La tourterelle séden­taire de la prom­e­nade a amené récem­ment son parte­naire à ma fenêtre. Elles se sont attardées un moment là bas. Notre pote à bu un peu d’eau de pluie qui s’é­tait amassée dans le cou­ver­cle d’un pot de yaourt que j’avais placé devant la fenêtre, pour qu’elle ne fasse pas la tête. L’autre s’est posée quelques temps sur le fil a linges. Il n’y a eu aucun con­tact entre les deux, excep­té une touche de bec très furtive. Peu de temps après, elles se sont toutes deux envolées.

À vrai dire, j’ai vécu une décep­tion. La tourterelle n’est-elle pas dans le monde ani­mal, celle qui est la respon­s­able de l’amour et de l’affection ?

Dans la prison, on autorise l’él­e­vage de per­ruch­es.
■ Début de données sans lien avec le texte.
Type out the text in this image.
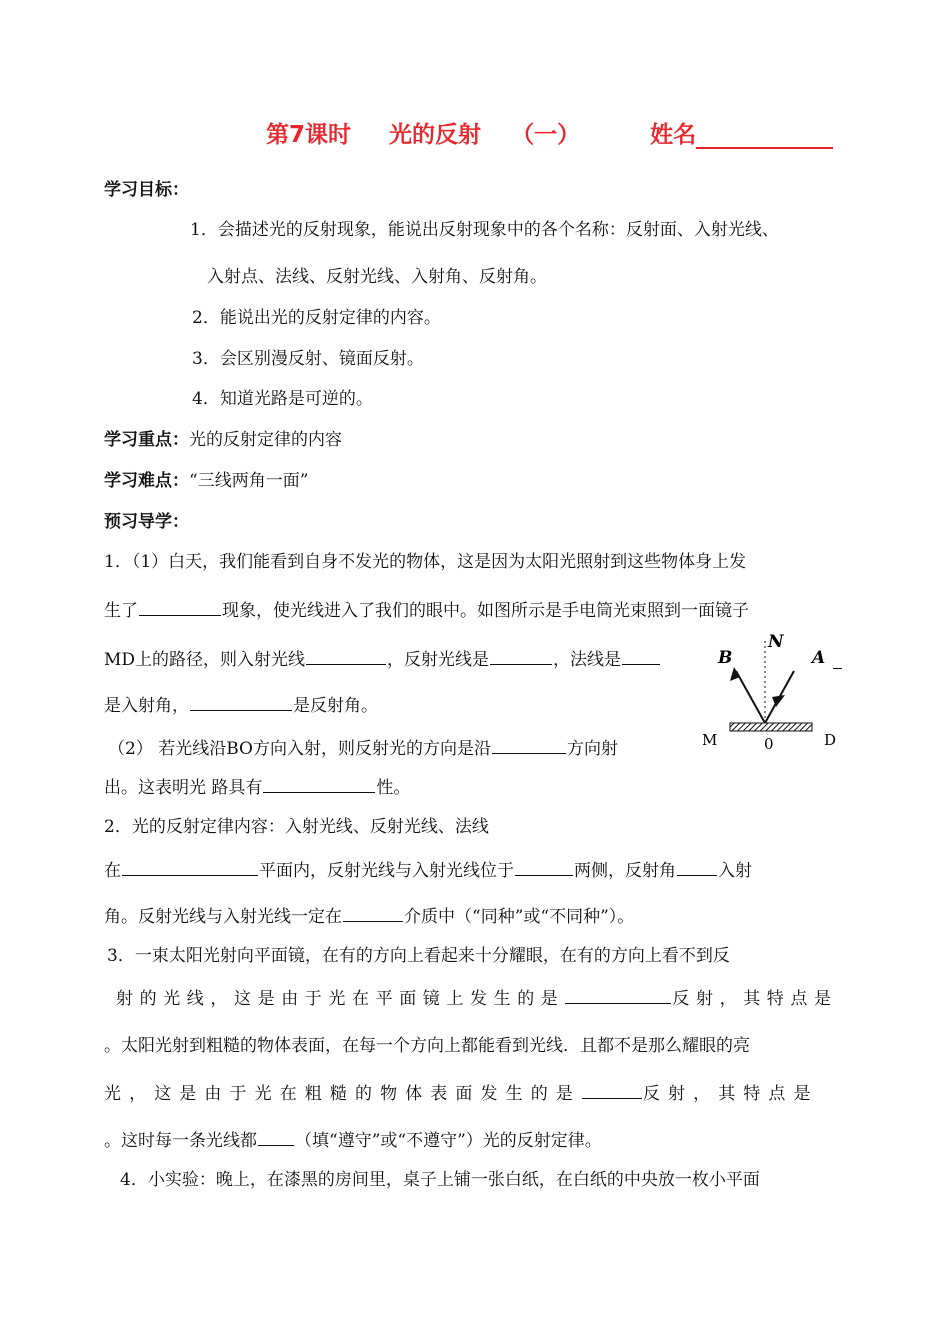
第7课时 光的反射 （一）	姓名
学习目标：
1．会描述光的反射现象，能说出反射现象中的各个名称：反射面、入射光线、
入射点、法线、反射光线、入射角、反射角。
2．能说出光的反射定律的内容。
3．会区别漫反射、镜面反射。
4．知道光路是可逆的。
学习重点：光的反射定律的内容
学习难点：“三线两角一面”
预习导学：
1．（1）白天，我们能看到自身不发光的物体，这是因为太阳光照射到这些物体身上发
生了	现象，使光线进入了我们的眼中。如图所示是手电筒光束照到一面镜子
MD上的路径，则入射光线	，反射光线是	，法线是
是入射角，	是反射角。
（2） 若光线沿BO方向入射，则反射光的方向是沿	方向射
出。这表明光 路具有	性。
N
B	A
M	0	D
2．光的反射定律内容：入射光线、反射光线、法线
在	平面内，反射光线与入射光线位于	两侧，反射角 入射
角。反射光线与入射光线一定在	介质中（“同种”或“不同种”）。
3．一束太阳光射向平面镜，在有的方向上看起来十分耀眼，在有的方向上看不到反
射的光线，这是由于光在平面镜上发生的是	反射，其特点是
。太阳光射到粗糙的物体表面，在每一个方向上都能看到光线．且都不是那么耀眼的亮
光，这是由于光在粗糙的物体表面发生的是	反射，其特点是
。这时每一条光线都 （填“遵守”或“不遵守”）光的反射定律。
4．小实验：晚上，在漆黑的房间里，桌子上铺一张白纸，在白纸的中央放一枚小平面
J’ai d’ailleurs vu, à la can­tine, des graines et du sable pour oiseau. (Dans le livre “L’en­ne­mi sur le pont” de Murat Türk, qui a con­sumé un quart de siè­cle en prison, il y a une his­toire remuante de perruches).

Mais je n’ai pas d’atomes crochus avec les oiseaux. Pour­tant ici, il y a une chose par­mi beau­coup d’autres, qui me rend nos­tal­gique : les ani­maux. Je ne par­le pas des per­son­nes d’o­rig­ine féline, avec lesquelles je vivais lorsque j’é­tais dehors, qui fig­urent, elles, dans la caté­gorie des per­son­nes qui me man­quent, mais des chiens qui marchent avec hâte, comme s’ils essayaient de se ren­dre à l’heure quelque part, des chats des rues tigrés sérieux, des roux flem­mards, des cha­tons joueurs.…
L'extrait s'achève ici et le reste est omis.